With more than $1.3 million now spent in the 35th district Senate race pitting GOP-aligned state Sen. Tim Sheldon against a Democratic challenger, an avalanche of campaign mailers was inevitable. So was stretching the truth in this battle for which party might control the state Senate next year.
The editor of the Kitsap Sun newspaper says his political reporter, Steven Gardner, is the latest victim of the loose use of facts in the campaign by independent groups and the campaigns. A mailer going out to thousands of households this week from Thurston County Democrats claims Gardner is personally backing Democrat Irene Bowling against Sheldon.
That’s just not true.
It appears the “quote” in the mailer was actually something the Bowling campaign wrote on its own web site adjacent to a link that takes readers to recorded interviews that Gardner did with the candidates.

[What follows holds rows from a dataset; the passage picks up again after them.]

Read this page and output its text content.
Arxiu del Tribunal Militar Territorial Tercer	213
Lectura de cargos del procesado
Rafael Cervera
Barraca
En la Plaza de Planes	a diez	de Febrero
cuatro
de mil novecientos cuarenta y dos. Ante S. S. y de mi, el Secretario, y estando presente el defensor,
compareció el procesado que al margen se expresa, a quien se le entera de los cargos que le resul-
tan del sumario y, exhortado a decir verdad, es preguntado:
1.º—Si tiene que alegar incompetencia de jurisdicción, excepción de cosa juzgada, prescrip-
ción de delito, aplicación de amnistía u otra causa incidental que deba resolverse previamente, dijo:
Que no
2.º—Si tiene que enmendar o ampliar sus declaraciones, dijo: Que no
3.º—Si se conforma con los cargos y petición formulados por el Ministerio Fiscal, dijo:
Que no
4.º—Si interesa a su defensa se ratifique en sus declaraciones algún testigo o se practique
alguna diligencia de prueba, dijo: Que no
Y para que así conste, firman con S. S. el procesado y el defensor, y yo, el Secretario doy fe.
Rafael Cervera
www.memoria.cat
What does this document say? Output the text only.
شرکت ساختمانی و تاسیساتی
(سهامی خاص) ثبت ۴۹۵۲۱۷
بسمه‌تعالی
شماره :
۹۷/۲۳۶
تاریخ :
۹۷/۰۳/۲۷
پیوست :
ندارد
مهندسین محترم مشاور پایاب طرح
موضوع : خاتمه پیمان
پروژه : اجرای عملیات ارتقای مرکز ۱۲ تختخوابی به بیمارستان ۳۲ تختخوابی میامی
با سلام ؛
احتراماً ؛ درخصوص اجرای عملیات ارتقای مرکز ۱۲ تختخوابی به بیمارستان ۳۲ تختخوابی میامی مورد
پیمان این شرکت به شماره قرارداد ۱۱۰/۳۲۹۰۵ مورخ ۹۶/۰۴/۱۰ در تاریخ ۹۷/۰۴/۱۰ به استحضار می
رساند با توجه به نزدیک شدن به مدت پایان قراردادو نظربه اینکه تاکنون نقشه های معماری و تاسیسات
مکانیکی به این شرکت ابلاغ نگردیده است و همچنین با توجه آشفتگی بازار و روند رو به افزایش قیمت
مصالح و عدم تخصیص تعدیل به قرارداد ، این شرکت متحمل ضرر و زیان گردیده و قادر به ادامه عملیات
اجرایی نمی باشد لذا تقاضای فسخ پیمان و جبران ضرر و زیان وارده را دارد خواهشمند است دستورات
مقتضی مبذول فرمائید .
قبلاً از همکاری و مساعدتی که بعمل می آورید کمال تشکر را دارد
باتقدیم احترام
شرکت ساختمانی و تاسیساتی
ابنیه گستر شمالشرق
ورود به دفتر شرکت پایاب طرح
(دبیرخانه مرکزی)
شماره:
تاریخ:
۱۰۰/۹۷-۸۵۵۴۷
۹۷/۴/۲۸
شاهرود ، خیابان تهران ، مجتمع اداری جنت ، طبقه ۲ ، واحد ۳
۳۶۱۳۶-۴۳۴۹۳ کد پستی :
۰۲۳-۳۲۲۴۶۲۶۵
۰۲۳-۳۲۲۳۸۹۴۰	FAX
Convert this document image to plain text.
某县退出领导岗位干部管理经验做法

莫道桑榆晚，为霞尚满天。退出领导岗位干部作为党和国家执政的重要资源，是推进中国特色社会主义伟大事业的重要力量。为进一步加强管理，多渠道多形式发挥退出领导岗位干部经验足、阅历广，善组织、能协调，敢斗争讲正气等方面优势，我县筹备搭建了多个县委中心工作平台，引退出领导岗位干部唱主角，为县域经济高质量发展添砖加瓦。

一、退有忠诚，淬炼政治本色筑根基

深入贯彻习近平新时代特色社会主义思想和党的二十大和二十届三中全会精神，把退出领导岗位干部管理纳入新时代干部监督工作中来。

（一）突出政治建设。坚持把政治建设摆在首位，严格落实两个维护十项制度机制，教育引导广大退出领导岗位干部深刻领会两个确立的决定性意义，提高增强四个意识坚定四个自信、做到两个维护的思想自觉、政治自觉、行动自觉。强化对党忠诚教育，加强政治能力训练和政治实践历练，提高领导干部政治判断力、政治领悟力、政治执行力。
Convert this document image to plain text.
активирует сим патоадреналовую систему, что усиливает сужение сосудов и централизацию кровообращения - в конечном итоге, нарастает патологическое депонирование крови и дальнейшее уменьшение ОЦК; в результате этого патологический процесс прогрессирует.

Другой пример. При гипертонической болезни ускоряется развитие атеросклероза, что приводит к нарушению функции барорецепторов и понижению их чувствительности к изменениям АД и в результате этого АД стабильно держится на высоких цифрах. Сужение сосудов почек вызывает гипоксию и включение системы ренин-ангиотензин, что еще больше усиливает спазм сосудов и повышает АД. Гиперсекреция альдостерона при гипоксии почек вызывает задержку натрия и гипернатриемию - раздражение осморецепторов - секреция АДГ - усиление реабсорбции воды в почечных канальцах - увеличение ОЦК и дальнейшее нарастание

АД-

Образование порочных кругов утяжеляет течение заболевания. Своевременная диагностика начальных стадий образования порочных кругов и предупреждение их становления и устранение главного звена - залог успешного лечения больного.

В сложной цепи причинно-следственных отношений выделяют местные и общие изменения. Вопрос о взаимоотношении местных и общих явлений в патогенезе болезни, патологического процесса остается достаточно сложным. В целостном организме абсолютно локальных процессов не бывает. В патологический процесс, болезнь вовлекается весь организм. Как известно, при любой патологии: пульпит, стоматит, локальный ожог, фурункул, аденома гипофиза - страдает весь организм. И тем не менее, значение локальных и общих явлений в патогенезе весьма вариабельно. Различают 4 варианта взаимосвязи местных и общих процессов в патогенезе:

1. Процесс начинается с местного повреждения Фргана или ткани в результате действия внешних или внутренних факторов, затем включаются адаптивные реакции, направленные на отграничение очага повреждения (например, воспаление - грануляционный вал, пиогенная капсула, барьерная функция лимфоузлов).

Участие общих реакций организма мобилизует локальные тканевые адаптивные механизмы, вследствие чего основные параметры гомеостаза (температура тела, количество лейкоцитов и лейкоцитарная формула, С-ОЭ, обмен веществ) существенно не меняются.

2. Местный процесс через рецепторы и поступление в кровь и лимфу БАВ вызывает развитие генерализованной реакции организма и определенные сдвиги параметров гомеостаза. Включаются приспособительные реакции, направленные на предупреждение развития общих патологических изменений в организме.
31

Sun editor David Nelson goes into detail about this in a column published Wednesday that also points up the perils this kind of error poses to independent journalists:
I was able to catch up with Roger Erskine, chairman of the Thurston Democrats, Thursday morning. Erskine initially said the party volunteer who worked on the mailer is “a very responsible person” and he cited a July date of publication to suggest he believed the quote – “After listening to the candidates, there is no doubt that Irene is the right kind of leader for the 35th LD!” – was legitimate. But he hadn’t seen Nelson’s column.
“I’ll keep checking,” Erskine said. And after he did, he sent Nelson a note acknowledging the error. In it, Erskine said the quote “should have been attributed to a campaign supporter in the Bowling campaign. The Bowling campaign had no input in the mailer. Our apology to Mr. Gardner and the Kitsap Sun.”
Falsely attributing mailer claims to news articles is becoming common in this election cycle, and this is perhaps the most flagrant misfire in attribution.
As noted in our 35th district Senate race profile on Sunday, which unwound a few truth-stretching claims in the Senate race, the Sheldon campaign falsely cited The Olympian for a non-existent quote about Bowling’s interest in a luxury tax, which Bowling says is among possible way to raise funds for transportation projects instead of raising the gas tax. A consultant for Sheldon's campaign later claimed his staff preparing the mailer “transposed” the information and that it should have referred to a taped interview in the Kitsap Sun, but the audio link provided by Sheldon’s consultant revealed no such quote from Bowling.
Other factually flawed claims in mailers, which the article mention, attack Bowling and Sheldon.
Faulty claims also are cropping up in the 35th district House races, which include claims about Dan Griffey and Kathy Haigh that are questionable.